The problem is that how in the name of all that’s holy, find that balance. This is where aesthetica comes it. It combines an advance tolerance analysis and stack technology with high-end visualization technology (in the latest releases, courtesy of bunkspeed). This mix allows you to play with tolerances, see how they shift as you tighten or loosen them off in specific places, experiment with control – but at the same time, have a photo realistic representation of how the variance of those tolerances will effect the visual quality of the product. What this also enables is that everyone involved in the process, who typically have very different skills, different language, references and focuses, can concentrate on their specialism, but both can see the effect of their field on each other’s data and specific core concentration areas.
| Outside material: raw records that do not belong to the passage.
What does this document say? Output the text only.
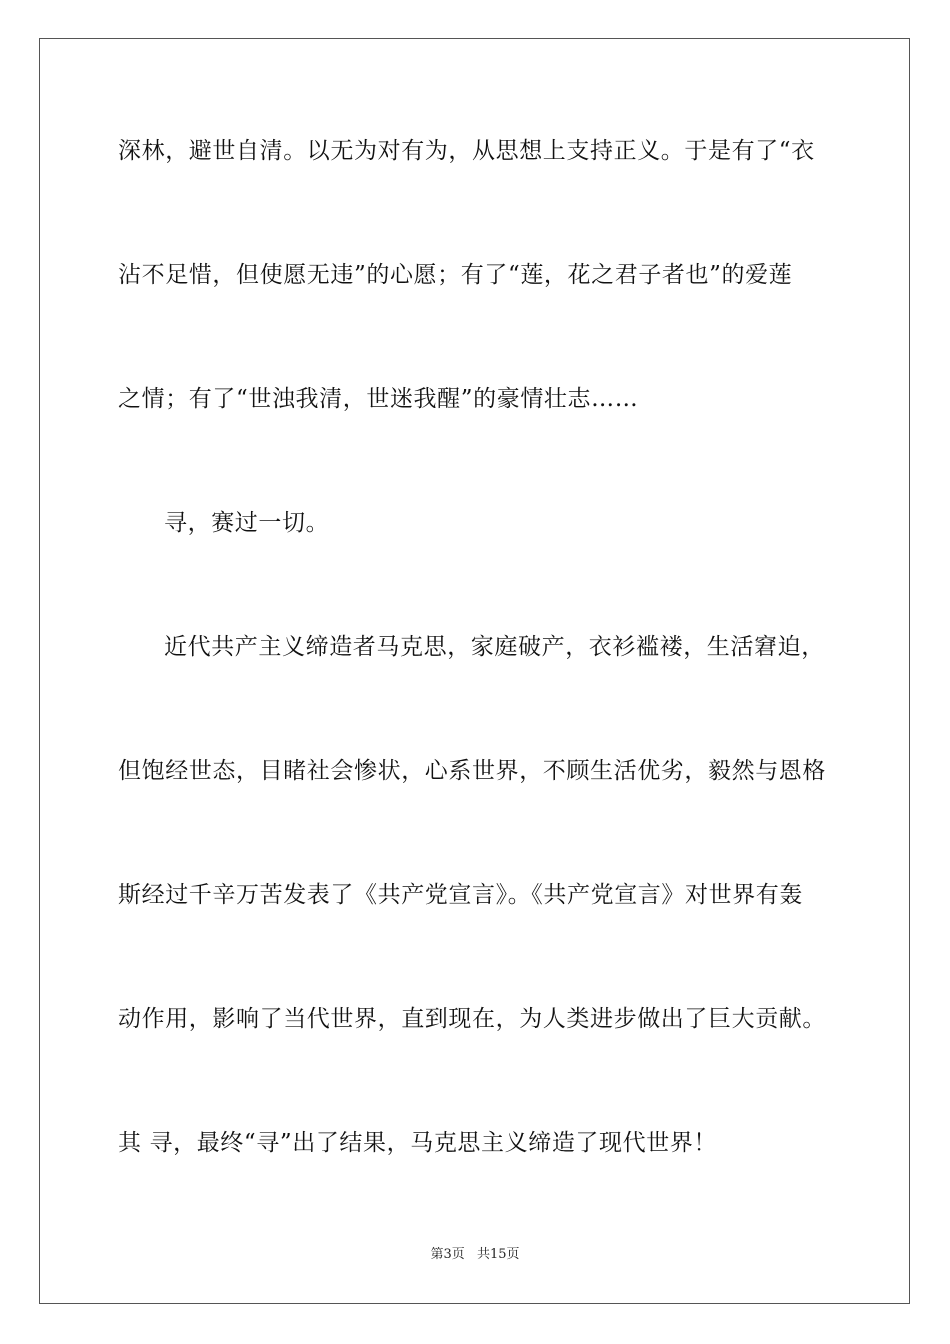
深林，避世自清。以无为对有为，从思想上支持正义。于是有了“衣
沾不足惜，但使愿无违”的心愿；有了“莲，花之君子者也”的爱莲
之情；有了“世浊我清，世迷我醒”的豪情壮志……
寻，赛过一切。
近代共产主义缔造者马克思，家庭破产，衣衫褴褛，生活窘迫，
但饱经世态，目睹社会惨状，心系世界，不顾生活优劣，毅然与恩格
斯经过千辛万苦发表了《共产党宣言》。《共产党宣言》对世界有轰
动作用，影响了当代世界，直到现在，为人类进步做出了巨大贡献。
其 寻，最终“寻”出了结果，马克思主义缔造了现代世界！
第3页 共15页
At the same time, you can use the HyperShot integration to find out how those variations and assignments will effect the aesthetic quality of the product.
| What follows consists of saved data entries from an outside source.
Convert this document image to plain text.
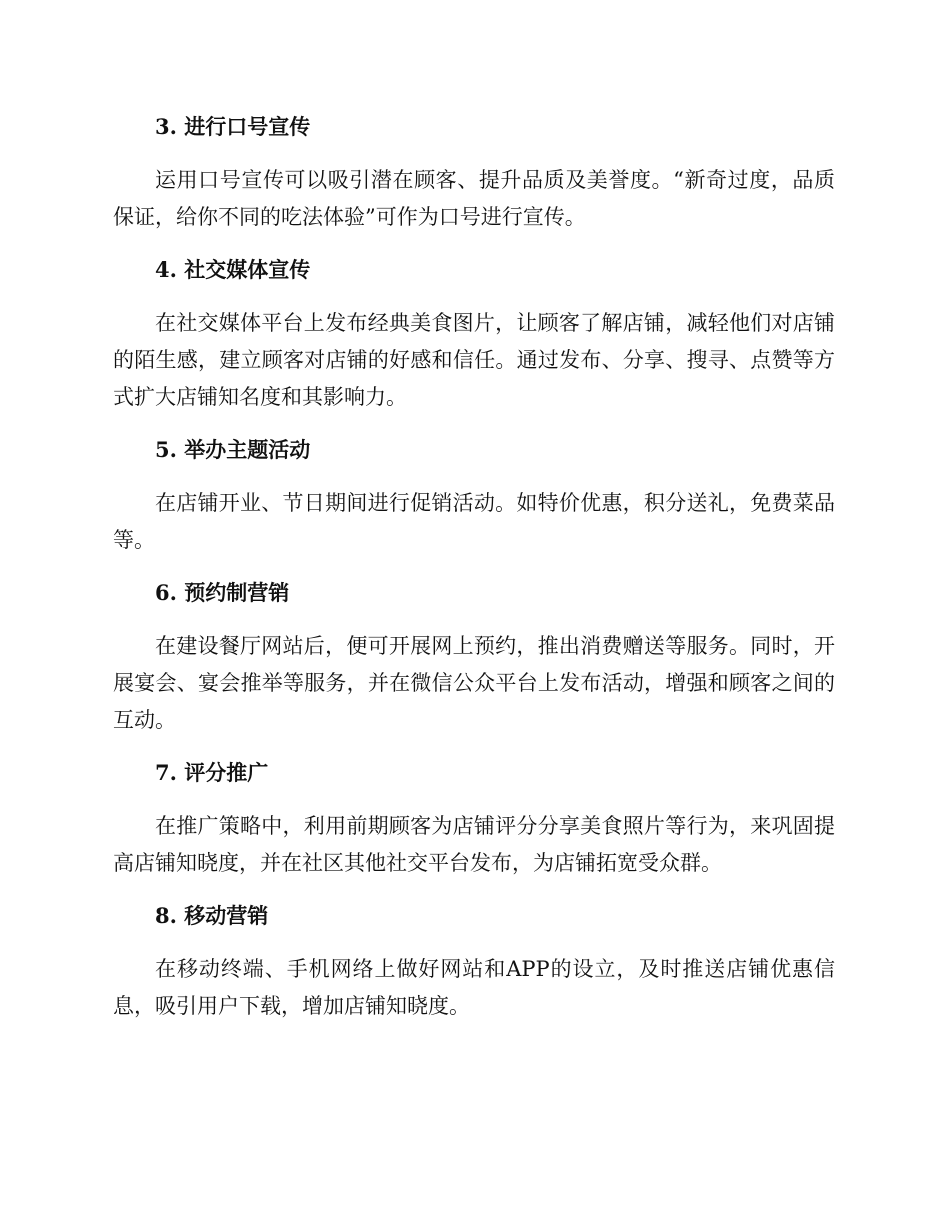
3. 进行口号宣传

运用口号宣传可以吸引潜在顾客、提升品质及美誉度。“新奇过度，品质保证，给你不同的吃法体验”可作为口号进行宣传。

4. 社交媒体宣传

在社交媒体平台上发布经典美食图片，让顾客了解店铺，减轻他们对店铺的陌生感，建立顾客对店铺的好感和信任。通过发布、分享、搜寻、点赞等方式扩大店铺知名度和其影响力。

5. 举办主题活动

在店铺开业、节日期间进行促销活动。如特价优惠，积分送礼，免费菜品等。

6. 预约制营销

在建设餐厅网站后，便可开展网上预约，推出消费赠送等服务。同时，开展宴会、宴会推举等服务，并在微信公众平台上发布活动，增强和顾客之间的互动。

7. 评分推广

在推广策略中，利用前期顾客为店铺评分分享美食照片等行为，来巩固提高店铺知晓度，并在社区其他社交平台发布，为店铺拓宽受众群。

8. 移动营销

在移动终端、手机网络上做好网站和APP的设立，及时推送店铺优惠信息，吸引用户下载，增加店铺知晓度。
As the press release says, quoting Jim Shaw, manager of concept engineering at Bentley Motors commented that “We are constantly seeking ways to improve the design processes required to achieve quality in manufacturing. However, the practicalities of getting everyone involved to agree the gap and flush conditions ahead of the Class A surfacing process meant there was a reluctance to commit to them early enough in the design process. This was resulting in agreements only being reached after tooling prove-out models had been milled and stacked, which was leading to loops in the Class A surfacing activity that were eating into the development timeline.”
Following the findings of a working group that was formed to look into dimensional management throughout the development process at Bentley Motors, several new techniques were identified and justified, with the implementation of aesthetica being the final piece of the jig-saw puzzle.
“In several pilot projects over recent months it has been clearly demonstrated that aesthetica allows us to truly visualize the effects of all stake-holders proposals, not just for edge conditions but also for the underlying fixing constraints“, said Shaw. “Styling, engineering, quality and manufacturing people can therefore appreciate and understand each other’s requirements and reach agreement at a much earlier stage in the development process than was the case before.”
The use of Icona Solutions aesthetica software at Bentley Motors allows the variation in key areas of the vehicle that would occur under manufacturing conditions to be visualized, studied and understood without the need for the manufacture of solid, physical models. These key areas have been agreed with the cross-functional team that is responsible for design approval.
“Specific viewpoints that are used by the audit team have been set up in aesthetica so that they review the virtual 3D models in the same way that they view production cars,” explained Patrick Crutchley, Senior Engineer for Surfacing at Bentley Motors. “The improvement in understanding and the promotion of collaboration between departments that this brings has been immense,” he adds.